A cup of water — free. Refreshment for a weary runner — priceless!
How our sad world needs quiet, anonymous acts of kindness! Desmond Tutu, the gentle South African church leader declared, “Do your little bit of good where you are; it’s those little bits of good put together that overwhelm the world.”
Kindness is the language which the deaf can hear and the blind can see. It’s what sets humans apart from the beasts; it’s what sets Christians apart from the worldly. Or should. You will never know how much good a quiet word of encouragement will do; you will never know how great a help a thank-you note does; you may never know who decided not to give up the Christian race because of your kindness — as life-giving as water, as fresh as a splash in the face!
But it doesn’t matter if you know the effects of your actions; it’s worth it, simply, to do them!
There are two ways of spreading light; to be the candle, or the mirror that reflects it.

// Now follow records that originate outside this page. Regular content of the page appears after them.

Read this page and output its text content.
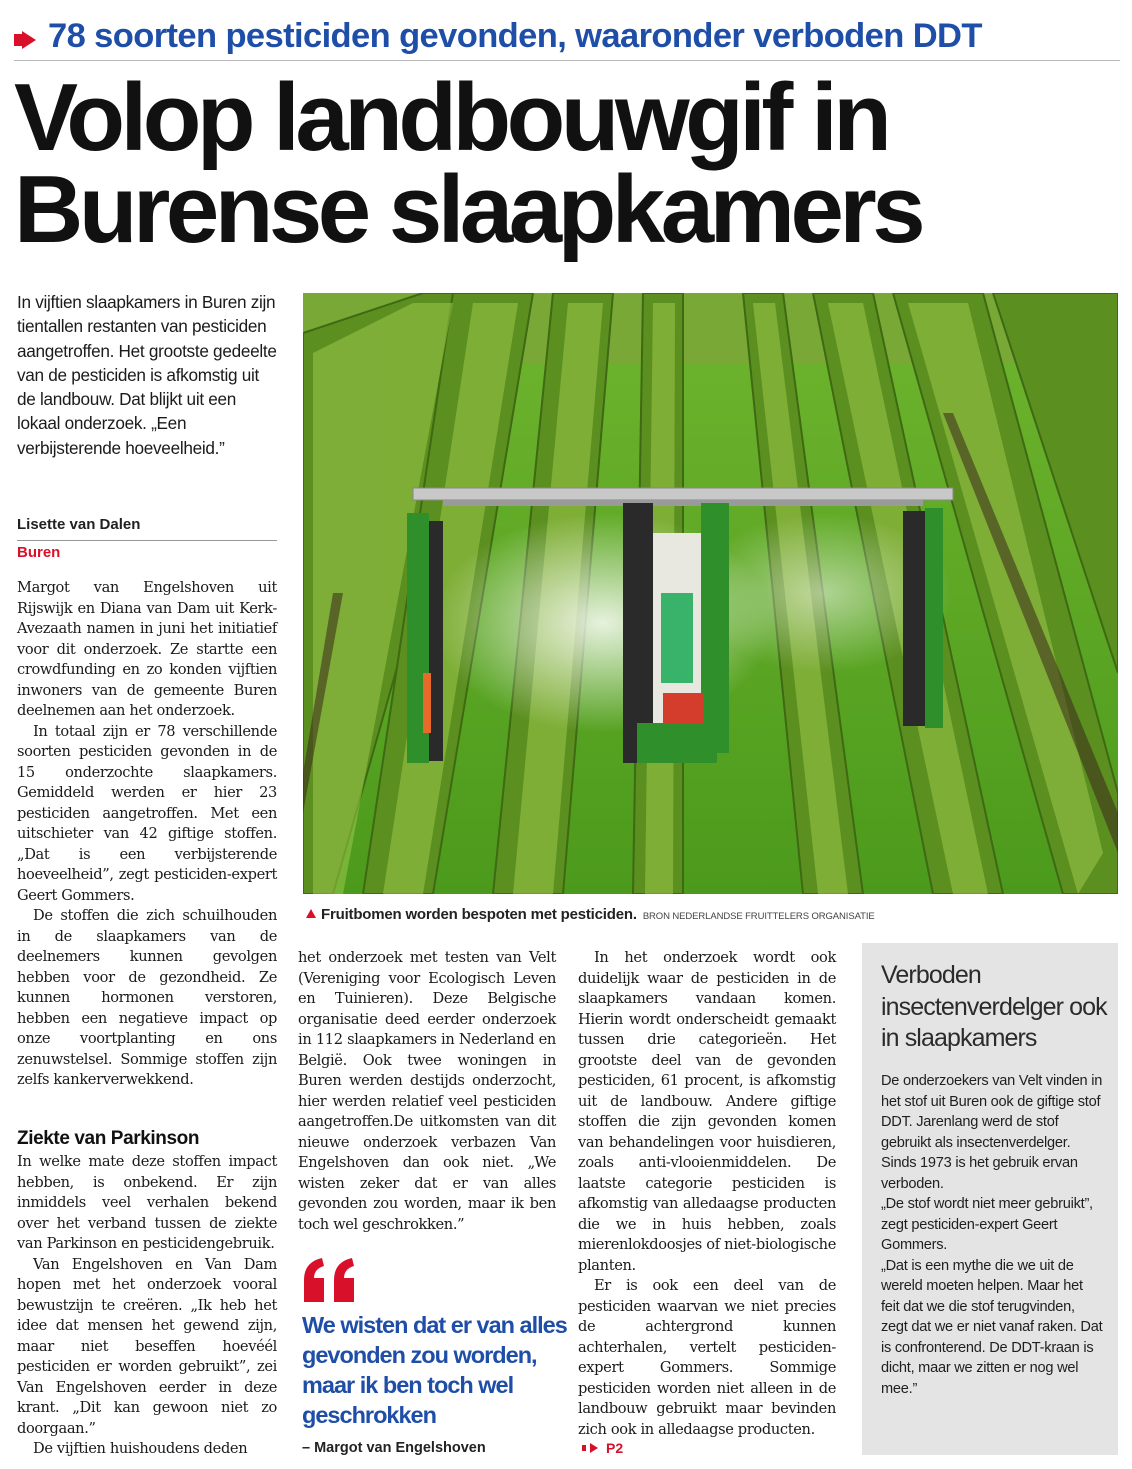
78 soorten pesticiden gevonden, waaronder verboden DDT
Volop landbouwgif in
Burense slaapkamers

In vijftien slaapkamers in Buren zijn tientallen restanten van pesticiden aangetroffen. Het grootste gedeelte van de pesticiden is afkomstig uit de landbouw. Dat blijkt uit een lokaal onderzoek. „Een verbijsterende hoeveelheid.”

Lisette van Dalen
Buren

Margot van Engelshoven uit Rijswijk en Diana van Dam uit Kerk-Avezaath namen in juni het initiatief voor dit onderzoek. Ze startte een crowdfunding en zo konden vijftien inwoners van de gemeente Buren deelnemen aan het onderzoek.

In totaal zijn er 78 verschillende soorten pesticiden gevonden in de 15 onderzochte slaapkamers. Gemiddeld werden er hier 23 pesticiden aangetroffen. Met een uitschieter van 42 giftige stoffen. „Dat is een verbijsterende hoeveelheid”, zegt pesticiden-expert Geert Gommers.

De stoffen die zich schuilhouden in de slaapkamers van de deelnemers kunnen gevolgen hebben voor de gezondheid. Ze kunnen hormonen verstoren, hebben een negatieve impact op onze voortplanting en ons zenuwstelsel. Sommige stoffen zijn zelfs kankerverwekkend.

Ziekte van Parkinson

In welke mate deze stoffen impact hebben, is onbekend. Er zijn inmiddels veel verhalen bekend over het verband tussen de ziekte van Parkinson en pesticidengebruik.

Van Engelshoven en Van Dam hopen met het onderzoek vooral bewustzijn te creëren. „Ik heb het idee dat mensen het gewend zijn, maar niet beseffen hoevéél pesticiden er worden gebruikt”, zei Van Engelshoven eerder in deze krant. „Dit kan gewoon niet zo doorgaan.”

De vijftien huishoudens deden

Fruitbomen worden bespoten met pesticiden. BRON NEDERLANDSE FRUITTELERS ORGANISATIE

het onderzoek met testen van Velt (Vereniging voor Ecologisch Leven en Tuinieren). Deze Belgische organisatie deed eerder onderzoek in 112 slaapkamers in Nederland en België. Ook twee woningen in Buren werden destijds onderzocht, hier werden relatief veel pesticiden aangetroffen.De uitkomsten van dit nieuwe onderzoek verbazen Van Engelshoven dan ook niet. „We wisten zeker dat er van alles gevonden zou worden, maar ik ben toch wel geschrokken.”

We wisten dat er van alles gevonden zou worden, maar ik ben toch wel geschrokken
– Margot van Engelshoven

In het onderzoek wordt ook duidelijk waar de pesticiden in de slaapkamers vandaan komen. Hierin wordt onderscheidt gemaakt tussen drie categorieën. Het grootste deel van de gevonden pesticiden, 61 procent, is afkomstig uit de landbouw. Andere giftige stoffen die zijn gevonden komen van behandelingen voor huisdieren, zoals anti-vlooienmiddelen. De laatste categorie pesticiden is afkomstig van alledaagse producten die we in huis hebben, zoals mierenlokdoosjes of niet-biologische planten.

Er is ook een deel van de pesticiden waarvan we niet precies de achtergrond kunnen achterhalen, vertelt pesticiden-expert Gommers. Sommige pesticiden worden niet alleen in de landbouw gebruikt maar bevinden zich ook in alledaagse producten.

P2
Verboden insectenverdelger ook in slaapkamers

De onderzoekers van Velt vinden in het stof uit Buren ook de giftige stof DDT. Jarenlang werd de stof gebruikt als insectenverdelger. Sinds 1973 is het gebruik ervan verboden.

„De stof wordt niet meer gebruikt”, zegt pesticiden-expert Geert Gommers.

„Dat is een mythe die we uit de wereld moeten helpen. Maar het feit dat we die stof terugvinden, zegt dat we er niet vanaf raken. Dat is confronterend. De DDT-kraan is dicht, maar we zitten er nog wel mee.”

3 thoughts on “It Makes A Difference

  1. Keep in mind Mr. Tutu is a Catholic Bishop. This is the same gentle man that said on national television, “President Ronald Reagan should go to ….” well, I think you get my point. Catholic… Sure. Gentle… I dunno. Comments on national television… There is a price to be paid. Otherwise, your article is well taken.

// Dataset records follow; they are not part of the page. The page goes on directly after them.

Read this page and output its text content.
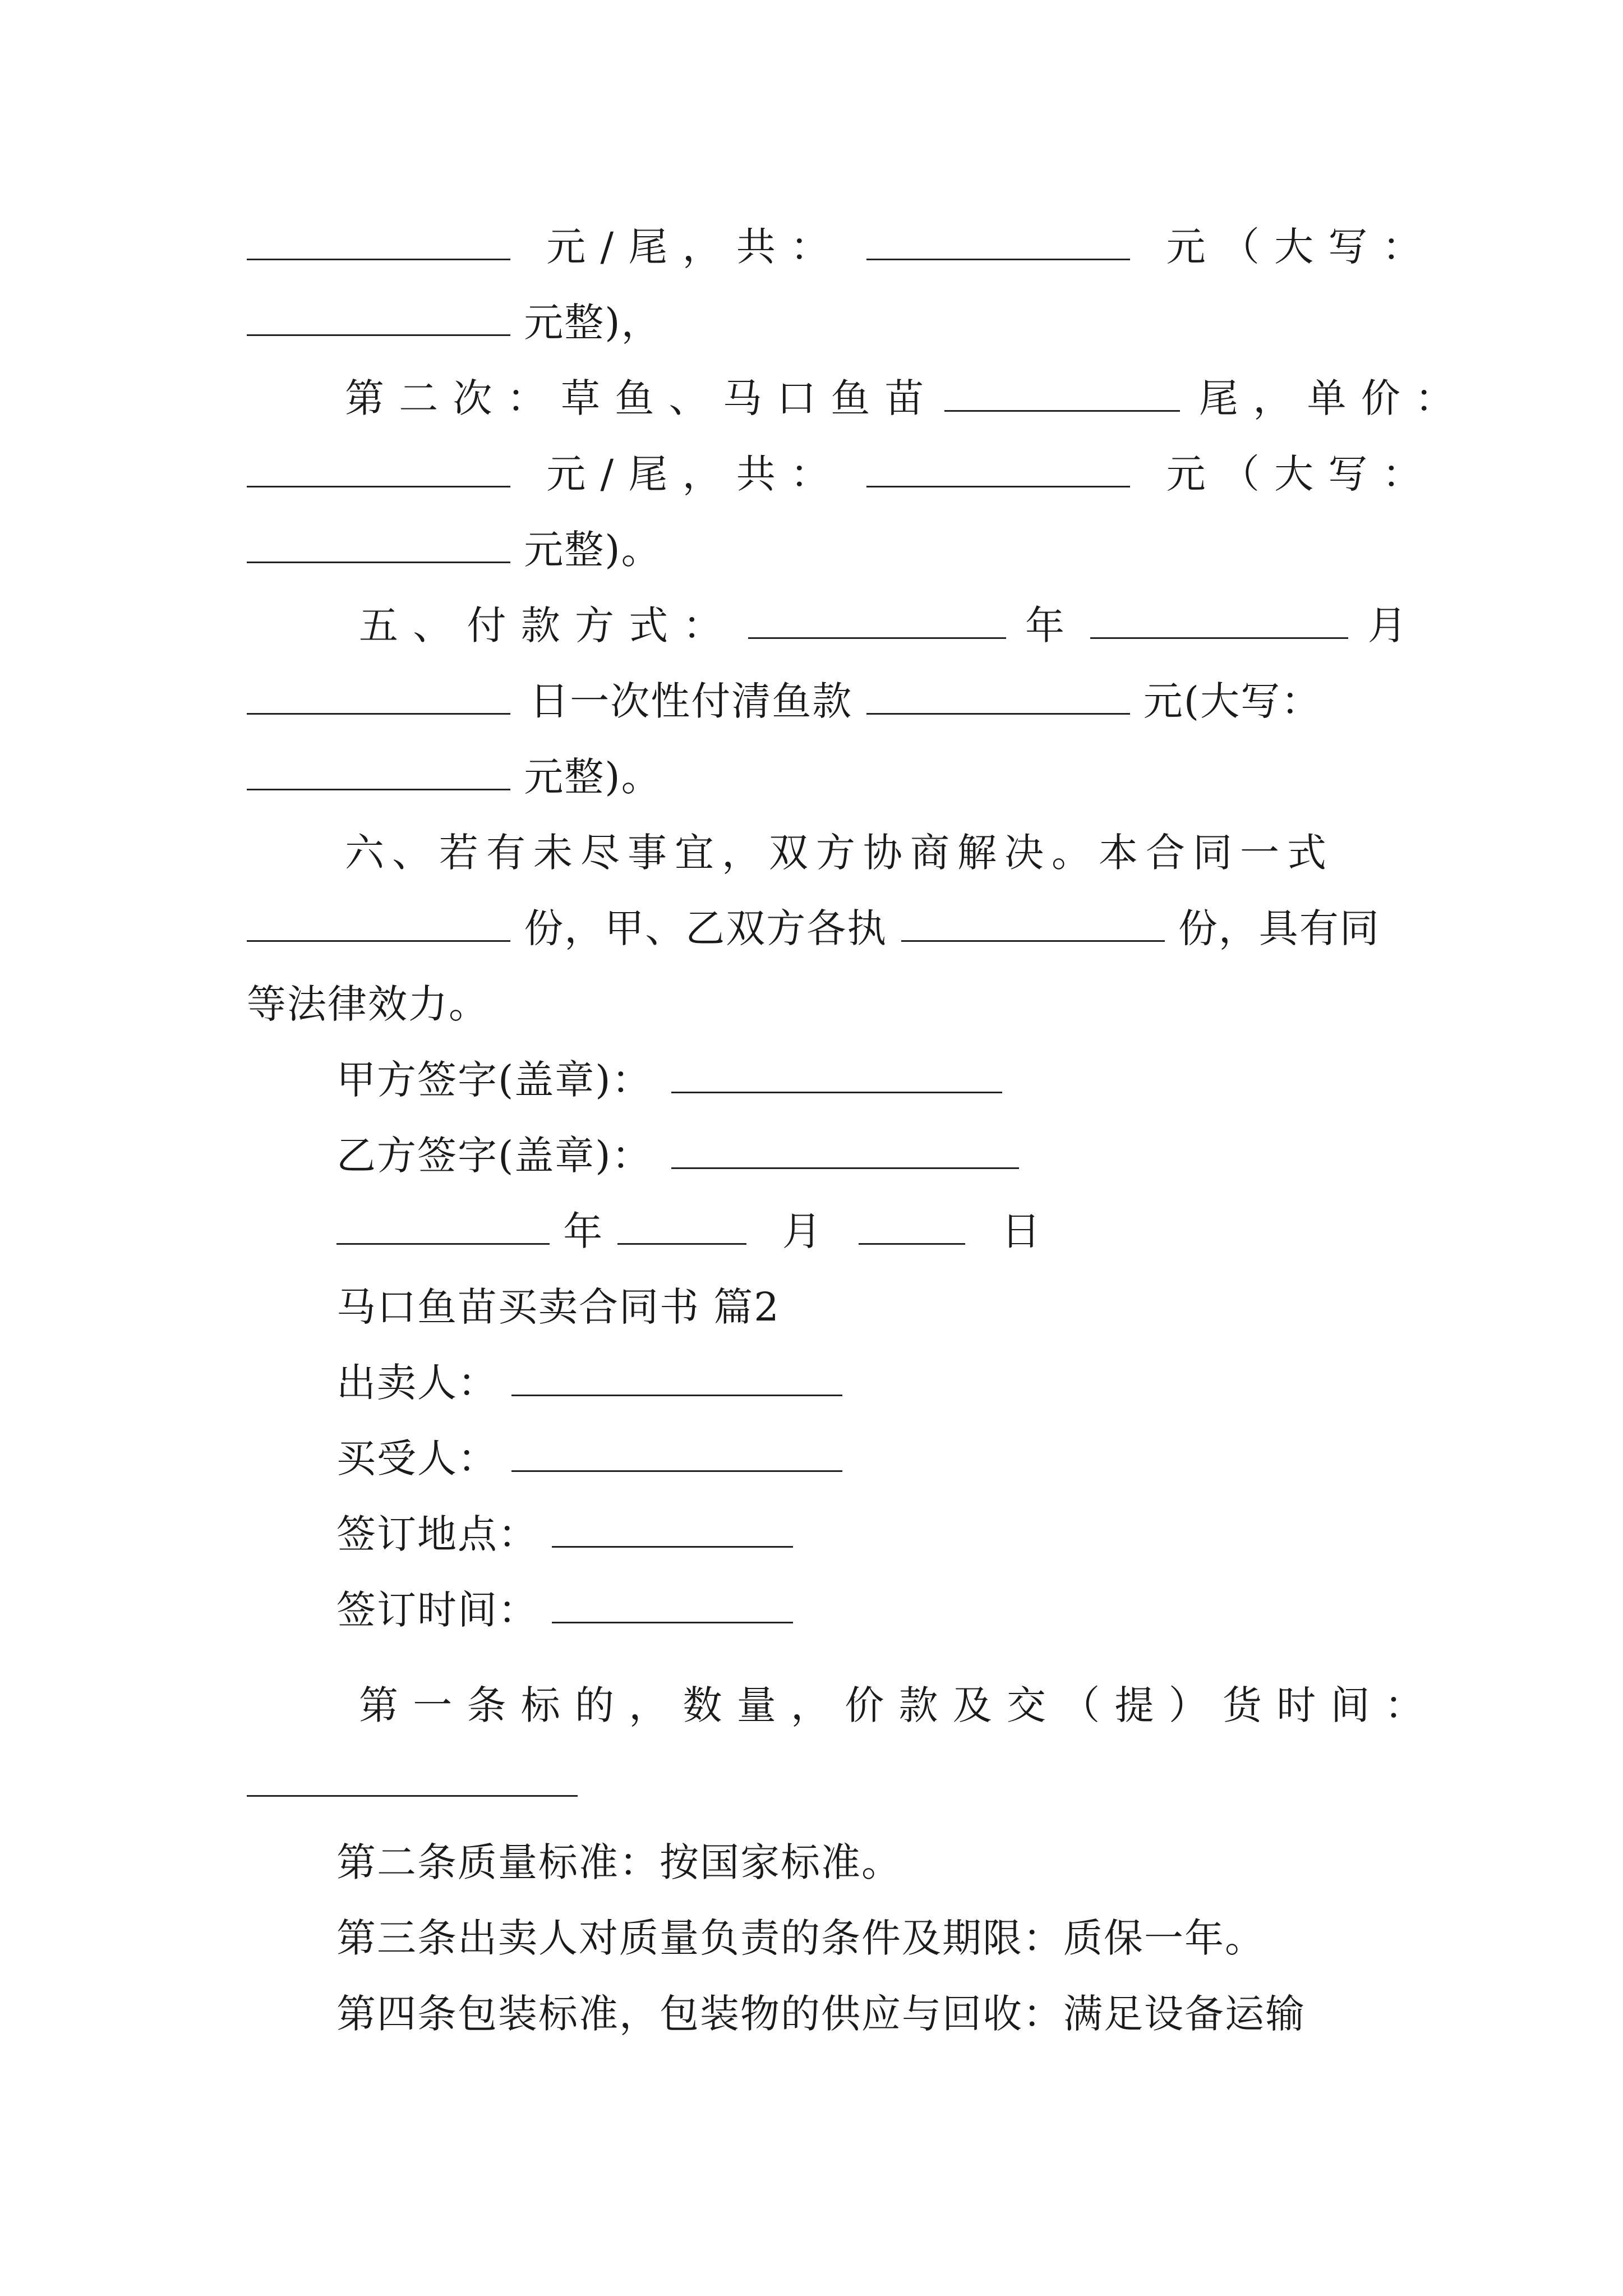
元 / 尾 ， 共 ：	元 （ 大 写 ：
元整)，
第 二 次 ： 草 鱼 、 马 口 鱼 苗	尾 ， 单 价 ：
元 / 尾 ， 共 ：	元 （ 大 写 ：
元整)。
五 、 付 款 方 式 ：	年	月
日一次性付清鱼款	元(大写：
元整)。
六、若有未尽事宜，双方协商解决。本合同一式
份，甲、乙双方各执	份，具有同
等法律效力。
甲方签字(盖章)：
乙方签字(盖章)：
年	月	日
马口鱼苗买卖合同书 篇2
出卖人：
买受人：
签订地点：
签订时间：
第 一 条 标 的 ， 数 量 ， 价 款 及 交 （ 提 ） 货 时 间 ：
第二条质量标准：按国家标准。
第三条出卖人对质量负责的条件及期限：质保一年。
第四条包装标准，包装物的供应与回收：满足设备运输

  2. For the record, Mr. Tutu is Anglican. Some have found the combination of a churchman making so many political statements disconcerting. To his credit, he is willing to condemn tyrants wherever they are (Zimbabwe’s president Mugabe, for instance). I recall vividly the man weeping at many accounts given in South Africa’s “Truth and Reconciliation” comission. I am unable to confirm the quote you mentioned, so cannot comment on it.
    God’s richest blessings,
    Stan Mitchell

  3. Dear Brother Stan,
    I’ll concede you got me. He is Anglican. I suppose I mixed that up a bit because the Catholics did laud him to a degree back then. I think he met with the Pope. Oh well…
    Here is the quote, ?Your president is the pits as far as blacks are concerned. I think the West, for my part, can go to hell.? – Desmond Tutu, after U.S. President Ronald Reagan on July 22, 1986, called proposed sanctions against South Africa a ?historic act of folly.?– http://www.ottawainnercityministries.ca/homepage/desmond_tutu.htm
    Tutu was well known as an activist during this period. He could be very “caustic” and “abrasive” as seen in the above quote.
    Reagan, however, was ever the gentleman. Check out this quote. After Reagan had endured a particularly tough photo-op with Archbishop Desmond Tutu (who took the opportunity to roundly criticize the Reagan administration’s South Africa policies), the media asked how things went. Reagan responded: Tutu? So-So.–
    http://www.thehypertexts.com/Ronald_Reagan_Poet_and_Poetry_a_Tribute_Retrospective_and_Memorial.htm
    The difference in manner and response is quite remarkable. I’ll take Reagan over Tutu anyday. Thanks.